Eduardo Mendonça has performed for Nelson Mandela, Pope John Paul II and the Dalai Lama. He himself descends from a royal African family.
But the hardworking Brazilian-born musician doesn’t rest on his laurels. With his wife, Ana Paula Mendonça, the naturalized American citizen founded Show Brazil Productions, a Seattle-area company that promotes Brazilian arts and education opportunities throughout the United States and Canada. Mendonça’s performance schedule takes him to venues throughout South America, North America and South Asia. Sometimes he appears as a soloist, and other times he’s joined onstage by more than a dozen additional musicians and dancers to perform the rhythmic Afro-Caribbean musical genres that are popular in Mendonça’s birthplace of Bahia in northeastern Brazil.

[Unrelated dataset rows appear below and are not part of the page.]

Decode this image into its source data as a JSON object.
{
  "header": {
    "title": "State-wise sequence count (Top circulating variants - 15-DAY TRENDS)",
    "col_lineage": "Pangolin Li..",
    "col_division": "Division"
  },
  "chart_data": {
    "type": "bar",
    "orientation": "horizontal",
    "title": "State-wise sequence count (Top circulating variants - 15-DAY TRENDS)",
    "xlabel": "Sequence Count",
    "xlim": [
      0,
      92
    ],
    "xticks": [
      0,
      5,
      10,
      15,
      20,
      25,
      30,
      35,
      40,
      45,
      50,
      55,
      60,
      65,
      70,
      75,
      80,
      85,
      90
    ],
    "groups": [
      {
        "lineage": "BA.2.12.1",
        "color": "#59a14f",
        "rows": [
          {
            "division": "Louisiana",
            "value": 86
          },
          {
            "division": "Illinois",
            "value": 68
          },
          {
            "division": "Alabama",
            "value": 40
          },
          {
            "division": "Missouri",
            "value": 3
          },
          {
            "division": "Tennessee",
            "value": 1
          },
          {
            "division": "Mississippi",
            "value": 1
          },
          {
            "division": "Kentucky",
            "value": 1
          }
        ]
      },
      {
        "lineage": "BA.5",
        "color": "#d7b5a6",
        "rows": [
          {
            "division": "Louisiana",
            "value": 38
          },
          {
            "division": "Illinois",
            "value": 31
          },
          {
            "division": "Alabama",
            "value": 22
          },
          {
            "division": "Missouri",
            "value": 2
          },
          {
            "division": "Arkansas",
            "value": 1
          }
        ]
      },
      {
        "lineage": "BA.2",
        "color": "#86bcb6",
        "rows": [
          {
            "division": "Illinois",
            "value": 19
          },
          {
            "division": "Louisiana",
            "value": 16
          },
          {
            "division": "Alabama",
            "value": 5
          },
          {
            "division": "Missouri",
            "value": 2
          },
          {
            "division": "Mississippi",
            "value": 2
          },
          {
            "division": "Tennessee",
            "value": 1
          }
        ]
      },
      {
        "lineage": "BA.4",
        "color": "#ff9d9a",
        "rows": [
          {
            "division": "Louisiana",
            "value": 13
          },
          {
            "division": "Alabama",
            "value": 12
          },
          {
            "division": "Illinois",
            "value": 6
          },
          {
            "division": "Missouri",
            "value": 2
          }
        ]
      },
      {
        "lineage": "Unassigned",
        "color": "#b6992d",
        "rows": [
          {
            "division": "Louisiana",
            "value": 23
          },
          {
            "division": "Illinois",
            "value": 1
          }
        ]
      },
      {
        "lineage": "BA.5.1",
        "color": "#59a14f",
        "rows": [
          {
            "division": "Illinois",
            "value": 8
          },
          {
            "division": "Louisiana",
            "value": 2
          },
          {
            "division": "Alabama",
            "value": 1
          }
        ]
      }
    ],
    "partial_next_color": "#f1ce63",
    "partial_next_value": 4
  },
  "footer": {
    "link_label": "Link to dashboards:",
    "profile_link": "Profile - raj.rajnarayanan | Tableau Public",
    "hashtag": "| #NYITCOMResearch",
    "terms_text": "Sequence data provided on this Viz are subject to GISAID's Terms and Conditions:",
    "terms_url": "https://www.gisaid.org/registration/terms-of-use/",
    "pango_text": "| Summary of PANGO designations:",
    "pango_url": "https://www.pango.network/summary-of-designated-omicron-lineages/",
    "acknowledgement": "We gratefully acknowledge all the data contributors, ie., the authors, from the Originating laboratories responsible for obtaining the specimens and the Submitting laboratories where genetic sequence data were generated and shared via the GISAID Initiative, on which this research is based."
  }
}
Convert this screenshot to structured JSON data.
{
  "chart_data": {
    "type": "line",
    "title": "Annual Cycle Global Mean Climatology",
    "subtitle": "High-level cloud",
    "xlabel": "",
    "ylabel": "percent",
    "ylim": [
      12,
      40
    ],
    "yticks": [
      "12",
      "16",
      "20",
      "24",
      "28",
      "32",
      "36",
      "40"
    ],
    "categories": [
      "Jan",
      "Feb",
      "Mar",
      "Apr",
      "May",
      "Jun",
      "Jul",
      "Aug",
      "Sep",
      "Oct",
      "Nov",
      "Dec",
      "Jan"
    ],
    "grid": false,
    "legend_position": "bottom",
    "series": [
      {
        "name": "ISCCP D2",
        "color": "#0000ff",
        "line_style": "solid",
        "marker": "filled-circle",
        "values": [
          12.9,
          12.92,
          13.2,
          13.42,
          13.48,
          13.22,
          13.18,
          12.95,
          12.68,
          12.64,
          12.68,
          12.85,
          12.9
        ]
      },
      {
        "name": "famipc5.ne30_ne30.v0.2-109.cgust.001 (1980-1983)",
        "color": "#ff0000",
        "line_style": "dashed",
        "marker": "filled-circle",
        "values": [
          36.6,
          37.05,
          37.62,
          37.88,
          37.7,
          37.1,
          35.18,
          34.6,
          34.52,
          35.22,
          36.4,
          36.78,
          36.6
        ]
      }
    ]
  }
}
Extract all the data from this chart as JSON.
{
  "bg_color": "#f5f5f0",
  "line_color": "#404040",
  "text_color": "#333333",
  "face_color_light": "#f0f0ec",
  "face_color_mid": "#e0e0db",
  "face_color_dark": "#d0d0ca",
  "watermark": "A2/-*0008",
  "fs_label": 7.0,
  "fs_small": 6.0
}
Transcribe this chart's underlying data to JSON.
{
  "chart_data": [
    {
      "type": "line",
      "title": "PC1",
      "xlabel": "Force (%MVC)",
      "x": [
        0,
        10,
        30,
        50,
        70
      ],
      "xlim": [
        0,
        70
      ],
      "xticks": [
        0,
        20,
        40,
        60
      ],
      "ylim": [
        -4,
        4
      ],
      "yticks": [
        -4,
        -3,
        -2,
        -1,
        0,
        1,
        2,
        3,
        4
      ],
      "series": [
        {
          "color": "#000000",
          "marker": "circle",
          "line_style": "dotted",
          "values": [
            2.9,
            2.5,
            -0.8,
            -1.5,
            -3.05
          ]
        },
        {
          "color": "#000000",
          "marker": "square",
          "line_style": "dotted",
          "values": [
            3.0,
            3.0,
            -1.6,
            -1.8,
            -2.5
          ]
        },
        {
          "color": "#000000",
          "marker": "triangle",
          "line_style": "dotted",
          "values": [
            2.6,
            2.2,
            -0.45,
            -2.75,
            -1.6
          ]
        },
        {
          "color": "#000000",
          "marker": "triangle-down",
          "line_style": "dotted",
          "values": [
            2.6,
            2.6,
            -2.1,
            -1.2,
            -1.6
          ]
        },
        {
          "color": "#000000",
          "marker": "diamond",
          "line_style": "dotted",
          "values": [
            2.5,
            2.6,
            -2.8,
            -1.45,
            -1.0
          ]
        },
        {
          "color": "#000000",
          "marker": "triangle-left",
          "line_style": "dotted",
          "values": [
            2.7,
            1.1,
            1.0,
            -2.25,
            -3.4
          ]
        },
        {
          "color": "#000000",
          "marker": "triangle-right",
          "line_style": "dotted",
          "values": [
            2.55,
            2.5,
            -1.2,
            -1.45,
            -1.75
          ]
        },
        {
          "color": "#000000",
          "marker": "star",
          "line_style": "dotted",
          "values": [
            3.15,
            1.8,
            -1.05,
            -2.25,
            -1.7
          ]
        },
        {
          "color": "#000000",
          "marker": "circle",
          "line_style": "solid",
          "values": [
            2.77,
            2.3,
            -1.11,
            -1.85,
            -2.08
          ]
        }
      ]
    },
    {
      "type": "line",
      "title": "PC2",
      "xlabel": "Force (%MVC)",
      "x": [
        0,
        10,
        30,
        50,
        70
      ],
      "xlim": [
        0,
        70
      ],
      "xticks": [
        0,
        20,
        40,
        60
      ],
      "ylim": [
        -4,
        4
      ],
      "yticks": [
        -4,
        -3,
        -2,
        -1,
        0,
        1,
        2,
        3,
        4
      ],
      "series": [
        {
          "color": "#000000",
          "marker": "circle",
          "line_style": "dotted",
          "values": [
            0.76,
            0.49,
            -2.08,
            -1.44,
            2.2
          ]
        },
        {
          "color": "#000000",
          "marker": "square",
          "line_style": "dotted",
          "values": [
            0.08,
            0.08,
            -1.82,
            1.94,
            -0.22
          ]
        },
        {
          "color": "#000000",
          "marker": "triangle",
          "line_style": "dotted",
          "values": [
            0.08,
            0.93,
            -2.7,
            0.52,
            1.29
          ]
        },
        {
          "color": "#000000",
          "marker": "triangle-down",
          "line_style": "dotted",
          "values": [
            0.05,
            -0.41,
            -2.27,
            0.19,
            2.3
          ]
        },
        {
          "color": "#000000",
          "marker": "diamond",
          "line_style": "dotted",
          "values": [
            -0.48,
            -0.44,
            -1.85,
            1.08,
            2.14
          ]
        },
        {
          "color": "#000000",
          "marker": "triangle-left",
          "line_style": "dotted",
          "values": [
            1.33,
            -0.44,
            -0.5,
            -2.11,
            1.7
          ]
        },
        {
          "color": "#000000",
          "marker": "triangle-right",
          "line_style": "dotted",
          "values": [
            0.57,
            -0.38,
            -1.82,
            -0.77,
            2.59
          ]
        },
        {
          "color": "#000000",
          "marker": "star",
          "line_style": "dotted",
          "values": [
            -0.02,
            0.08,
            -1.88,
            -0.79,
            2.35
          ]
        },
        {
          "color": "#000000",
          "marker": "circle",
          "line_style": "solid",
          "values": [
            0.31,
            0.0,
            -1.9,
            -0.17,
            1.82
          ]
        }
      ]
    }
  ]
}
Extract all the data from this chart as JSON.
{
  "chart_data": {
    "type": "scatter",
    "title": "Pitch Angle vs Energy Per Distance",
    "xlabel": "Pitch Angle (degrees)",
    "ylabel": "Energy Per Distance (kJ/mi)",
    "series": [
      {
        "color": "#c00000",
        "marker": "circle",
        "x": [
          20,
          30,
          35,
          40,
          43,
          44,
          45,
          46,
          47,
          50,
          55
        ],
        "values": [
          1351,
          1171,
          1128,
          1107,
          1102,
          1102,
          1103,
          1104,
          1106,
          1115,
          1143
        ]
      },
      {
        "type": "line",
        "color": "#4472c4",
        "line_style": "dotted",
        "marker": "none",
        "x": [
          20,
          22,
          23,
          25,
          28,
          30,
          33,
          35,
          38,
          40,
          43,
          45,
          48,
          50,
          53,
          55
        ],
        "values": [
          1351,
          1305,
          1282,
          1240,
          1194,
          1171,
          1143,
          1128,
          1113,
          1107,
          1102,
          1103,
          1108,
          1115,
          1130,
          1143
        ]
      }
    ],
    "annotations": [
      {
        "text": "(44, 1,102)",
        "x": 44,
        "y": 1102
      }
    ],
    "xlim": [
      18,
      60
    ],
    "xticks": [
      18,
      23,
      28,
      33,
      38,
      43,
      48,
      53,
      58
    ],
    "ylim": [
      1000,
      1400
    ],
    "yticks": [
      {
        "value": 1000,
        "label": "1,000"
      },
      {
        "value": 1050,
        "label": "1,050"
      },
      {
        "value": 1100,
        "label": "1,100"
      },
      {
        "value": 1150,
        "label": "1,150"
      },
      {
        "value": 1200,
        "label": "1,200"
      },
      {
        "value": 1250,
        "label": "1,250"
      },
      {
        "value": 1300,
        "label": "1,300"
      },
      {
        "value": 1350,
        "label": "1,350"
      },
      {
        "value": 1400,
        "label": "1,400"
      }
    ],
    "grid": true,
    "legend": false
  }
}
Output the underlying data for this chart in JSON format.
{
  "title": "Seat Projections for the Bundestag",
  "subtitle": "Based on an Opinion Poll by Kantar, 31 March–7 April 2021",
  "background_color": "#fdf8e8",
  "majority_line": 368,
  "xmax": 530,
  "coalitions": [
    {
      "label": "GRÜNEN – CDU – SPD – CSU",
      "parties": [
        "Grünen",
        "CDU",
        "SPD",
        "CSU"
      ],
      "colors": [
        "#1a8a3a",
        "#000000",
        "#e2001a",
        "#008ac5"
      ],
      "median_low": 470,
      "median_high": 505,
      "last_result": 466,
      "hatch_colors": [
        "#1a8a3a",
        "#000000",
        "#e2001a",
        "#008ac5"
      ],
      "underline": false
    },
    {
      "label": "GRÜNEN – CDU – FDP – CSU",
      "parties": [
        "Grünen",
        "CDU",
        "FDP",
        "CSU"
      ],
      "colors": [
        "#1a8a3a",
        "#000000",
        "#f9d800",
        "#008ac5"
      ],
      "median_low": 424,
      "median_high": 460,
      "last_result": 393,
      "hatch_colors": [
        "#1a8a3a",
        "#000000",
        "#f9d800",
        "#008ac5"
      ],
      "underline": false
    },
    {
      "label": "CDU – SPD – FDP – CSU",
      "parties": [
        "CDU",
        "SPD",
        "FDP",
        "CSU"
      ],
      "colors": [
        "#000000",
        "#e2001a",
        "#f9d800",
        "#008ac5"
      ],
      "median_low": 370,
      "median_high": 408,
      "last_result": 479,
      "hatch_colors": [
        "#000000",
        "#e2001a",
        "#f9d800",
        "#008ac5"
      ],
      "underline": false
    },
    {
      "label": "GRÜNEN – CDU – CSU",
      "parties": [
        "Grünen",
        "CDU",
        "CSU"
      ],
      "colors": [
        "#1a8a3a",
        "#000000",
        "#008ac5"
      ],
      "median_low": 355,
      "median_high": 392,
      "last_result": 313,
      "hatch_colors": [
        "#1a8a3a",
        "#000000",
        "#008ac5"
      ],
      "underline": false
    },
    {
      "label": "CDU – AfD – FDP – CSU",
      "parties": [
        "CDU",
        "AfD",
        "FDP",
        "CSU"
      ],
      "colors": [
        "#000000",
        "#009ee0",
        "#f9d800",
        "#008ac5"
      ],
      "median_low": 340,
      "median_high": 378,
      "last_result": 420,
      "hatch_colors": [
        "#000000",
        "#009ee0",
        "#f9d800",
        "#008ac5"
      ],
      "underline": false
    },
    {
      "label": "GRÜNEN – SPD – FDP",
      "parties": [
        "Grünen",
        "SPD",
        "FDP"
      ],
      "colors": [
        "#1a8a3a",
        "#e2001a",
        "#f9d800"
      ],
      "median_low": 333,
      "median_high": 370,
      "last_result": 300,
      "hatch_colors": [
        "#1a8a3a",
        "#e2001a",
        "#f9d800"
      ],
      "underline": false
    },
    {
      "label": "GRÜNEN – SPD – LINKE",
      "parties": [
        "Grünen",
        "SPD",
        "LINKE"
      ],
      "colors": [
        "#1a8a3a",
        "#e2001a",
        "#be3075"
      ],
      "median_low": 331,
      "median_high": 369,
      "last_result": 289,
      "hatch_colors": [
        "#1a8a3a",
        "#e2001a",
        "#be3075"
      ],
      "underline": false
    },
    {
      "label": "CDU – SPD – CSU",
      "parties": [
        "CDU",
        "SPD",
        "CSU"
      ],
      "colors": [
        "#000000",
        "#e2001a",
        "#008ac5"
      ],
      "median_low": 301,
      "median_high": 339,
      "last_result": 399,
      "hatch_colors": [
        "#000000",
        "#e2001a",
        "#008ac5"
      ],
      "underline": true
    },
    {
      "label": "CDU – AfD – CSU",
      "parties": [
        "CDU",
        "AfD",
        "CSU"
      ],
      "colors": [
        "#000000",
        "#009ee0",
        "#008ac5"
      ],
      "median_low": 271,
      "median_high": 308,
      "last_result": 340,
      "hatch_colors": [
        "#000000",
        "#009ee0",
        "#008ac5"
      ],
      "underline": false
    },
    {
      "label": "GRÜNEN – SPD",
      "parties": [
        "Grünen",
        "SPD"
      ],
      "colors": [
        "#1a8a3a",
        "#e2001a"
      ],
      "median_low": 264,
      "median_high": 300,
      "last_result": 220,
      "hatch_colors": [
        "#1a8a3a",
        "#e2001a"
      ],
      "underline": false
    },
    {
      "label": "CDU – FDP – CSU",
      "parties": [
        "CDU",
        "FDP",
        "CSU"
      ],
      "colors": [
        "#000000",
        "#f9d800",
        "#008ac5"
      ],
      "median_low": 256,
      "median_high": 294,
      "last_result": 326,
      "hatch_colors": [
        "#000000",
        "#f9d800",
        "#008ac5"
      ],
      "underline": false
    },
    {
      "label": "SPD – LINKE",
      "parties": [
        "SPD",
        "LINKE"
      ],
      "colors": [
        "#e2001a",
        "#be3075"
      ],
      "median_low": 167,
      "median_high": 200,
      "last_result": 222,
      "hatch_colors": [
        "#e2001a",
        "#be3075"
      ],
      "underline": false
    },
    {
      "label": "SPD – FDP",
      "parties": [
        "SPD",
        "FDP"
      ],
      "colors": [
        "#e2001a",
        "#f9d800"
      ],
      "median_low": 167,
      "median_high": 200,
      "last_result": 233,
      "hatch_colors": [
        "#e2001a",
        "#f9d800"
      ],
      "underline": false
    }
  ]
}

It is precisely that joyous, spicy fusion of styles that is informing the Mendonças’ most recent undertaking. For the last year, they have been working on a pilot project for a new nonprofit organization called the iBuildBridges Foundation.
As the Music Director for this effort, Mendonça is drawing not only on his own rich heritage and musical career, but also on his experience as someone who has personally witnessed some of the world’s great leaders in action.
iBuildBridges brings together a dozen young musicians, ages 15-25, from a broad swath up and down the I-5 corridor in the Puget Sound region. They were admitted into this program by audition, and Mendonça and his colleagues at the iBuildBridges Foundation (co-founders Toni Clark and Richard Bell, and executive producer Gary Wenet) were intentional in selecting participants who represent not only different musical traditions, but also a variety of cultural, political and religious backgrounds.
Now, under Mendonça’s tutelage, they are learning to collaborate with one another and create new music. But before they even pick up their instruments, they begin with dinner and conversation.
Ana Paula Mendonça handles the logistical end, from finalizing concert details to organizing the meals.
“I make them wash their hands,” she says, “so they call me Mom now.”
With her husband, she makes sure everyone has a chance to talk. iBuildBridges has a core belief that it’s important to be curious about other’s lives, and it’s important to be open about our own.
“iBuildBridges is a movement,” Mendonça says. “It’s about how we can respect diversity.”
So by the time they start to work on their music, all of the participants already know they have been heard.
The musicians bring in their own compositions to get feedback from their peers, but they also collaborate on creating new pieces together.
Rehearsals are fun and open to creative experimentation, but there are expectations, too. A code of conduct was developed collectively: Be sober. Be punctual. Be kind. Hug often.
And at the end of every rehearsal, everyone – including the Foundation executives – pitches in to clean up.
“There are opportunities for leadership every time we meet, every time they perform,” Mendonça says. “We want to make sure they appreciate and have ownership for what they do.”
iBuildBridges Foundation backs that up by paying the musicians for their time spent in rehearsal, and for their performances. They’ve already appeared at Seattle’s Benaroya Hall and later this year, they’ll be performing at Northwest Folklife and then traveling to Chicago to take part in an event produced by Interfaith Youth Core.
Mendonça says that the Foundation hopes to be able to expand this program to other parts of the country. “It provides a safe place, it offers financial support, and everyone walks away from the experience with more confidence because they have been heard and we value the work that they do.”
By learning to listen to one another and to create and perform music together, he says, these young musicians come to understand better not only where they come from, but where they want to go.